Social Influence Flashcards
What is obedience?
It is a form of social influence where an individual responds to a direct order, usually from an authority figure
What are the three factors that influence obedience?
- Proximity to the authority figure
- prestige of the authority figure
- deindividuation
- What is an experimental investigation?
- What has it been used for?
- An experiment that involves manipulating variables to determine the cause and effect
- to study obedience
How does experimental investigations differ from other investigations?
- applicability
- methodology
- one group that is not changed
Advantages and disadvantages of experimental investigations
Advantages:
can be replicated/repeated to see if the same findings emerge - maximizes control over relevant variables - demonstrates cause and effect relationships
Disadvantages:
generalizability outside the lab - feasibility to conduct experiment - ethical issues
Milgram and Zimbardo’s experiment on obedience were landmark experiments because they:
1 provide important insight into the human behavior
2. are heavily criticized for ethical reasons
What is conformity?
- one form of social influence where individuals yield to group pressures
- can be defined as a ‘change in behavior or belief as a result of real or imagined group pressure’

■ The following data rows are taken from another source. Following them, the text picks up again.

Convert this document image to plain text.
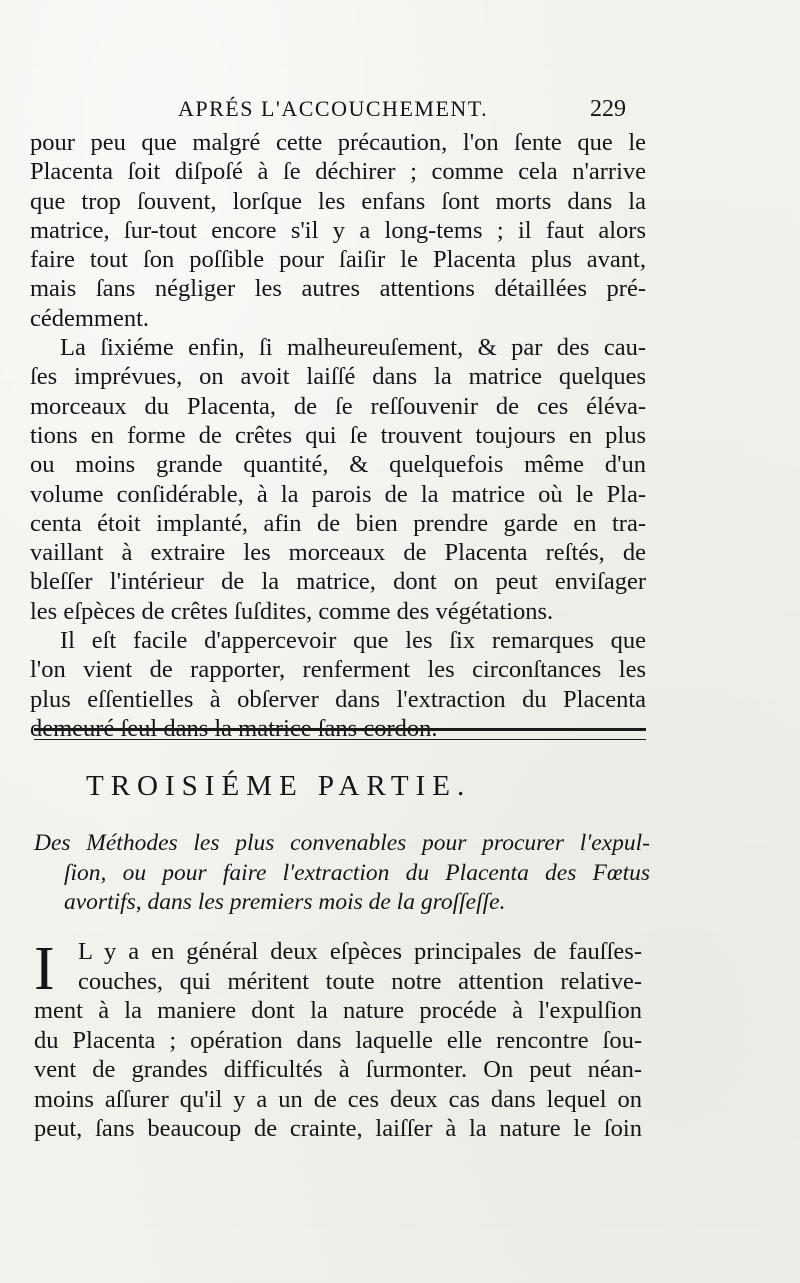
APRÉS L'ACCOUCHEMENT.	229
pour peu que malgré cette précaution, l'on ſente que le
Placenta ſoit diſpoſé à ſe déchirer ; comme cela n'arrive
que trop ſouvent, lorſque les enfans ſont morts dans la
matrice, ſur-tout encore s'il y a long-tems ; il faut alors
faire tout ſon poſſible pour ſaiſir le Placenta plus avant,
mais ſans négliger les autres attentions détaillées pré-
cédemment.
La ſixiéme enfin, ſi malheureuſement, & par des cau-
ſes imprévues, on avoit laiſſé dans la matrice quelques
morceaux du Placenta, de ſe reſſouvenir de ces éléva-
tions en forme de crêtes qui ſe trouvent toujours en plus
ou moins grande quantité, & quelquefois même d'un
volume conſidérable, à la parois de la matrice où le Pla-
centa étoit implanté, afin de bien prendre garde en tra-
vaillant à extraire les morceaux de Placenta reſtés, de
bleſſer l'intérieur de la matrice, dont on peut enviſager
les eſpèces de crêtes ſuſdites, comme des végétations.
Il eſt facile d'appercevoir que les ſix remarques que
l'on vient de rapporter, renferment les circonſtances les
plus eſſentielles à obſerver dans l'extraction du Placenta
demeuré ſeul dans la matrice ſans cordon.
TROISIÉME PARTIE.
Des Méthodes les plus convenables pour procurer l'expul-
ſion, ou pour faire l'extraction du Placenta des Fœtus
avortifs, dans les premiers mois de la groſſeſſe.
I L y a en général deux eſpèces principales de fauſſes-
couches, qui méritent toute notre attention relative-
ment à la maniere dont la nature procéde à l'expulſion
du Placenta ; opération dans laquelle elle rencontre ſou-
vent de grandes difficultés à ſurmonter. On peut néan-
moins aſſurer qu'il y a un de ces deux cas dans lequel on
peut, ſans beaucoup de crainte, laiſſer à la nature le ſoin
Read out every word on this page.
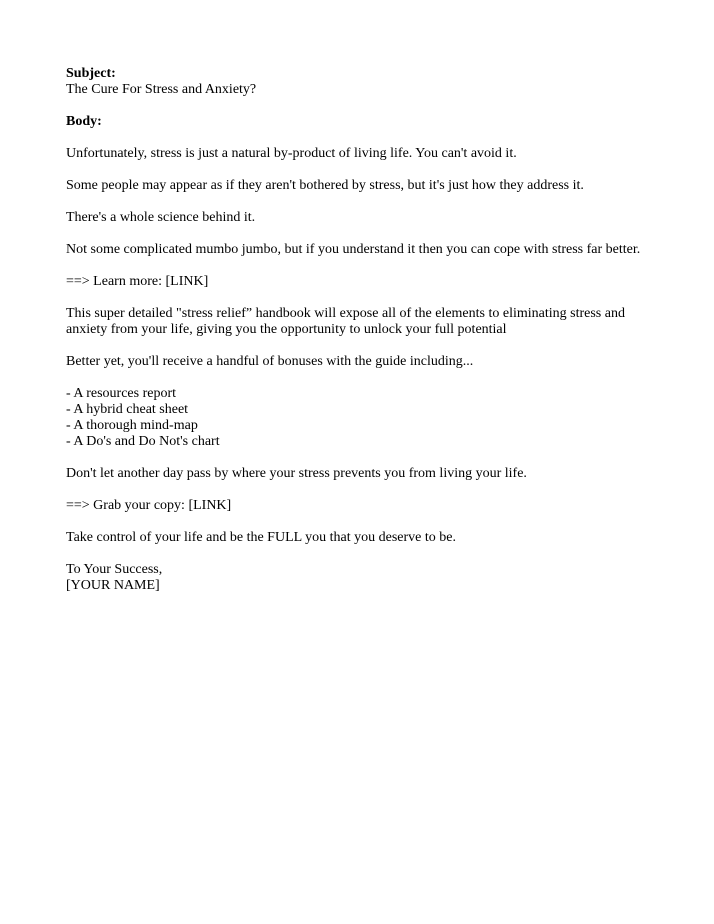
Subject:
The Cure For Stress and Anxiety?
Body:
Unfortunately, stress is just a natural by-product of living life. You can't avoid it.
Some people may appear as if they aren't bothered by stress, but it's just how they address it.
There's a whole science behind it.
Not some complicated mumbo jumbo, but if you understand it then you can cope with stress far better.
==> Learn more: [LINK]
This super detailed "stress relief” handbook will expose all of the elements to eliminating stress and anxiety from your life, giving you the opportunity to unlock your full potential
Better yet, you'll receive a handful of bonuses with the guide including...
- A resources report
- A hybrid cheat sheet
- A thorough mind-map
- A Do's and Do Not's chart
Don't let another day pass by where your stress prevents you from living your life.
==> Grab your copy: [LINK]
Take control of your life and be the FULL you that you deserve to be.
To Your Success,
[YOUR NAME]
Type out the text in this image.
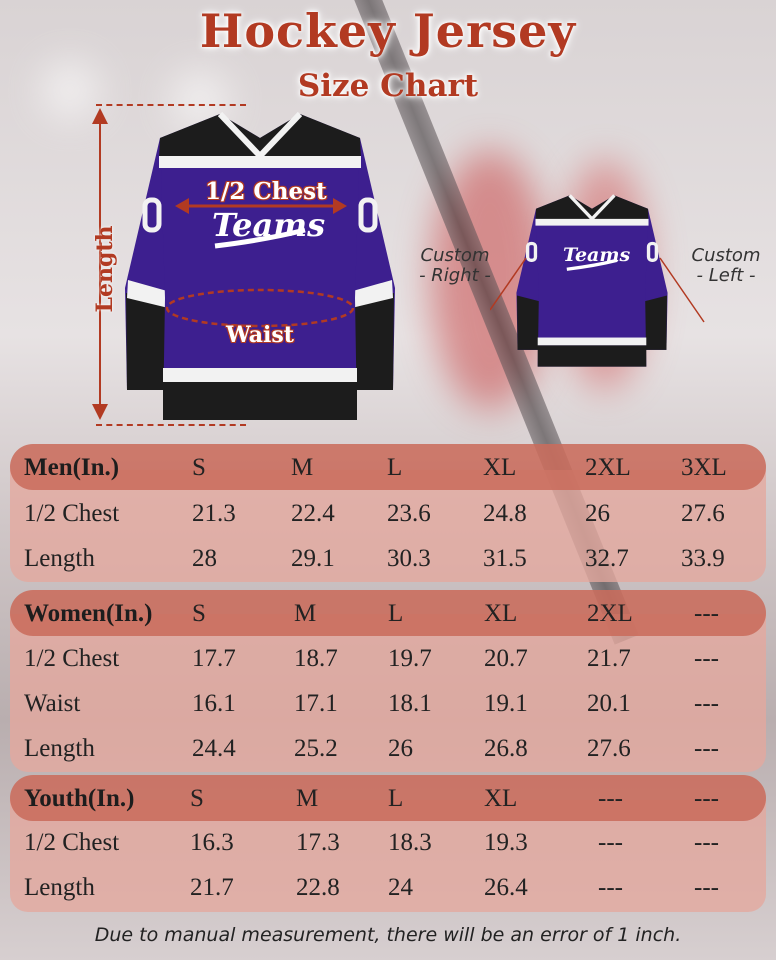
Hockey Jersey
Size Chart
Length
1/2 Chest
Teams
Waist
Teams
Custom
- Right -
Custom
- Left -
Men(In.)	S	M	L	XL	2XL 3XL
1/2 Chest	21.3 22.4 23.6 24.8 26	27.6
Length	28	29.1 30.3 31.5 32.7 33.9
Women(In.) S	M	L	XL	2XL ---
1/2 Chest	17.7 18.7 19.7 20.7 21.7	---
Waist	16.1 17.1 18.1 19.1 20.1	---
Length	24.4 25.2 26	26.8 27.6	---
Youth(In.) S	M	L	XL	---	---
1/2 Chest	16.3 17.3 18.3 19.3	---	---
Length	21.7 22.8 24	26.4	---	---
Due to manual measurement, there will be an error of 1 inch.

What is conformity affected by?
- normative social influence
- informational social influence
- individual characteristics
What are the three types of conformity?
- Compliance
- internalization
- Identification
Difference between obedience, compliance and conformity
Obedience: performing an action under words of authority - power
Compliance: changing actions at a request - does not rely on power
Conformity: changing actions to go with others - indirect influence
What is an observational research?
- a research technique where you observe participants and phenomena in their most natural settings.
What is:
1. normative social influence
2. informational social influence
3. individual characteristics
- changing to fit into a group of people - (compliance and identification)
- person conform to gain knowledge - (internalization)
- what makes up someone, position in group, unfamiliarity to situation
What is:
1. Compliance
2. Identification
3. internalization
- Change in public behavior, no change in private behavior - short term
- Change in public behavior, change in private behavior (only in the presence of majority) - short term
- Change in public behavior, change in private behavior - long term
advantages and disadvantages of observational research?
Advantages: can explore topics are too unethical, costly, impractical or impossible to experiment
Disadvantages: lack of control in planning leads to an inability to create constant variable, limited ability to explore causation and confidently conclude that a change in the IV causes
Observational research and minority groups
- minority communities can be subject to ethnocentric bias when an investigator collects data by observation and disadvantages
- ethnocentric biases may have social, cultural, and/or ethical impacts on Australian Aboriginal people
Different types of observational design types
- Longitudinal design
- Cross-sectional studies
- Naturalist observation
(there is more but these are the ones to remember)
What is persuasion?
the art of convincing others to change their attitudes or behaviors
What are the three approaches of persuasion?
- Yale attitude change approach
- Elaboration likelihood model
- Experience
What are the three components that make up the Yale attitude change approach?
- Source: person who conveys message (e.g., attractive),
- message: needs to evoke strong emotions or processing in the audience (e.g., statistics),
- audience: features of the audience (e.g., age, gender).